Dieses Mitentscheidungs-Recht beim Flughafen hat die Landesregierung auch in der Vergangenheit mit den Regierungsbeschlüssen Nr. 662/2013 und 16/2014 zum Masterplan der ENAC ja auch voll und rechtmäßig ausgeschöpft. Genau diese beiden Landesregierungsbeschlüsse werden vom Staatsratsurteil 2015 ja bestätigt – und damit nicht nur der konkrete Beschlussgegenstand, sondern das Prinzip der Mitsprache (intesa-concertazione) an sich (das bislang noch niemand in Frage gestellt hätte, im Gegenteil)... 
 
Kurz gesagt: Die Landesregierung hat immer das Recht und die Pflicht bei allen Flugplatz-relevanten Plänen-Projekten mitzureden (und mitzuentscheiden). Dabei ist es unerheblich ob es um den Masterplan 2012-2014 oder um die Umsetzung des Masterplanes durch das „Entwicklungskonzept 2015, geht, das die Landesregierung dem Volk 2016 zur Abstimmung vorgelegt hat. Kompatscher betreibt auch hier ein unzulässiges Verwirrspiel.
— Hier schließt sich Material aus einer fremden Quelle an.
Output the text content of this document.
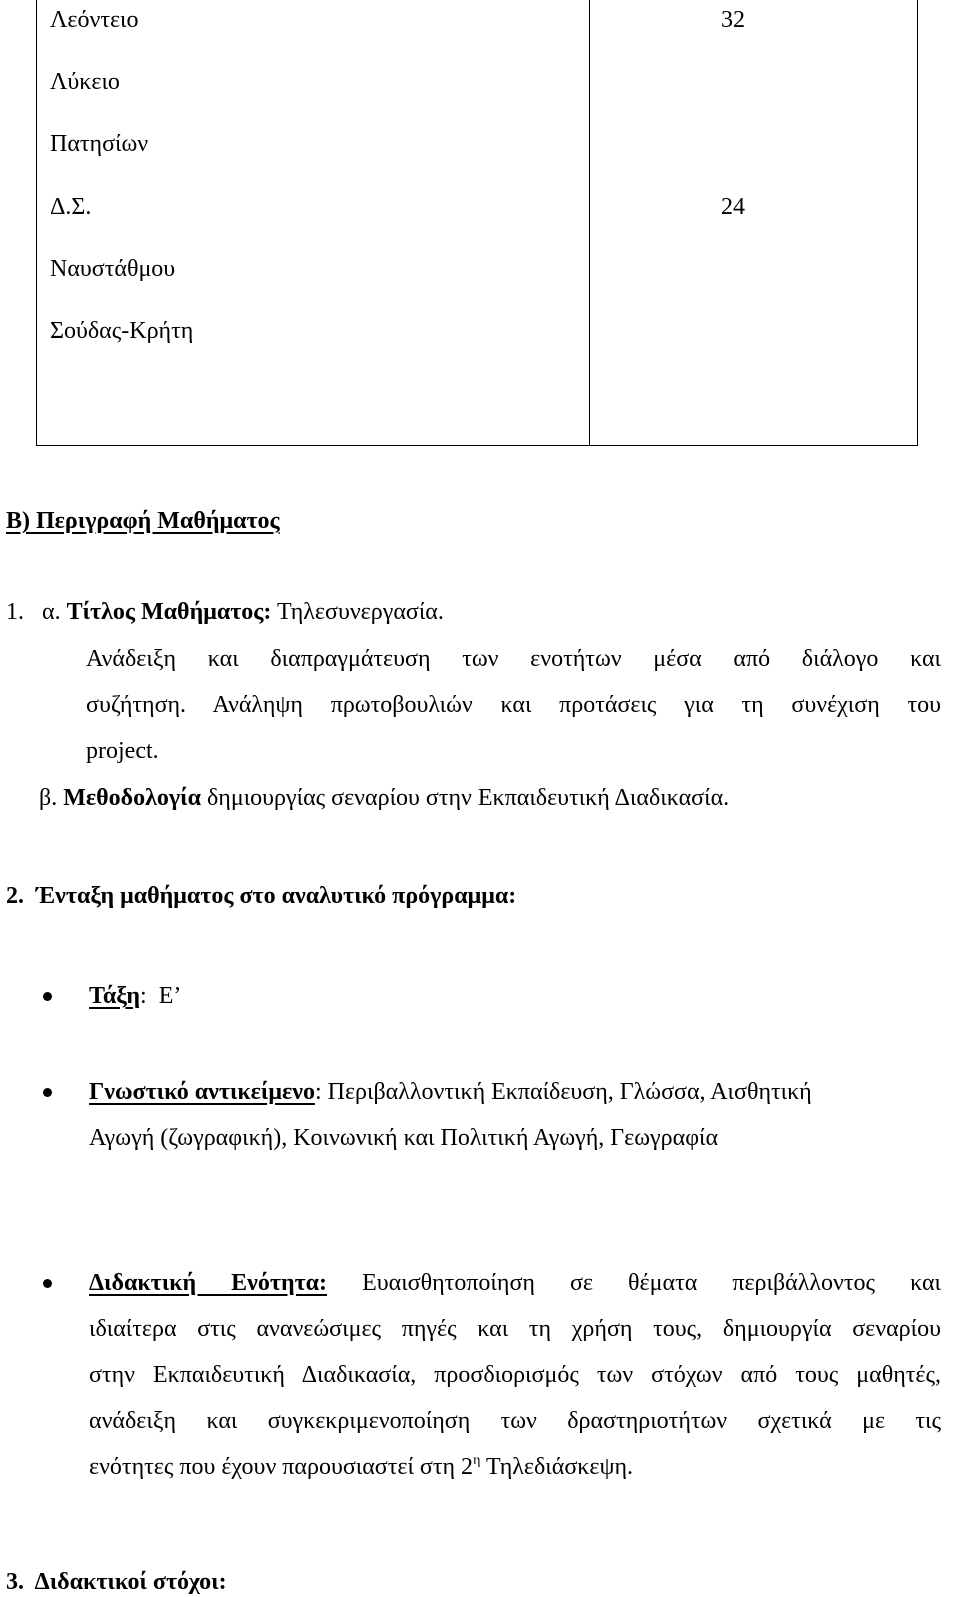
Λεόντειο
Λύκειο
Πατησίων
32
Δ.Σ.
Ναυστάθμου
Σούδας-Κρήτη
24
Β) Περιγραφή Μαθήματος
1.   α. Τίτλος Μαθήματος: Τηλεσυνεργασία.
Ανάδειξη και διαπραγμάτευση των ενοτήτων μέσα από διάλογο και
συζήτηση. Ανάληψη πρωτοβουλιών και προτάσεις για τη συνέχιση του
project.
β. Μεθοδολογία δημιουργίας σεναρίου στην Εκπαιδευτική Διαδικασία.
2.  Ένταξη μαθήματος στο αναλυτικό πρόγραμμα:
Τάξη:  Ε’
Γνωστικό αντικείμενο: Περιβαλλοντική Εκπαίδευση, Γλώσσα, Αισθητική
Αγωγή (ζωγραφική), Κοινωνική και Πολιτική Αγωγή, Γεωγραφία
Διδακτική Ενότητα: Ευαισθητοποίηση σε θέματα περιβάλλοντος και
ιδιαίτερα στις ανανεώσιμες πηγές και τη χρήση τους, δημιουργία σεναρίου
στην Εκπαιδευτική Διαδικασία, προσδιορισμός των στόχων από τους μαθητές,
ανάδειξη και συγκεκριμενοποίηση των δραστηριοτήτων σχετικά με τις
ενότητες που έχουν παρουσιαστεί στη $2^\eta$ Τηλεδιάσκεψη.
3.  Διδακτικοί στόχοι:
Er ist schlicht und einfach verpflichtet, genau im Sinne des Votums der Volksabstimmung die „concertazione – intesa“ mit den Staat/ENAC zu finden... 
Die Landesregierung hat immer das Recht und die Pflicht bei allen Flugplatz-relevanten Plänen-Projekten mitzureden und mitzuentscheiden.
Das Staatsratsurteil widerlegt auch eine weitere Aussage des Landeshauptmannes: “Der ENAC-Masterplan ist ein (dem Gemeindebauleitplan) übergeordnetes Planungsinstrument“:
Dies trifft womöglich im Verhältnis zum Leiferer-Gemeinde-BLP zu, keinesfalls aber im Verhältnis zur umfassenden urbanistischen Territorialhoheit der Landesregierung: Im Urteil des Staatsrates heißt es:
 
„esiste un esigenza di coordinamento tra competenza statale in materia di infrastrutture aeroportuali e competenza provinciale in materia di urbanistica e di lavori pubblici di interesse provinciale(...)“.
 
Laut Tageszeitung hat LH Kompatscher u.a. erklärt, „dass eine Streichung der Pistenverlängerung die wirtschaftlichen Interessen im Zusammenhang mit dem Flughafenbetrieb beeinträchtige“(....)
Dabei hat er offenbar vergessen, dass – im Gegensatz dazu - eine Verlängerung der Flughafenpiste jene öffentlichen Interessen (die ebenso „wirtschaftlich“ sind) verletzt, die durch das Nein der Volksabstimmung vom 12.06.2016 mehr als deutlich zum Ausdruck gelangt sind.
 
 
Rudolf Benedikter, Anwalt, ehemaliger Präsident des Bozner Gemeinderates ist auch Fachberater Recht im Heimatpflegeverband Südtirol.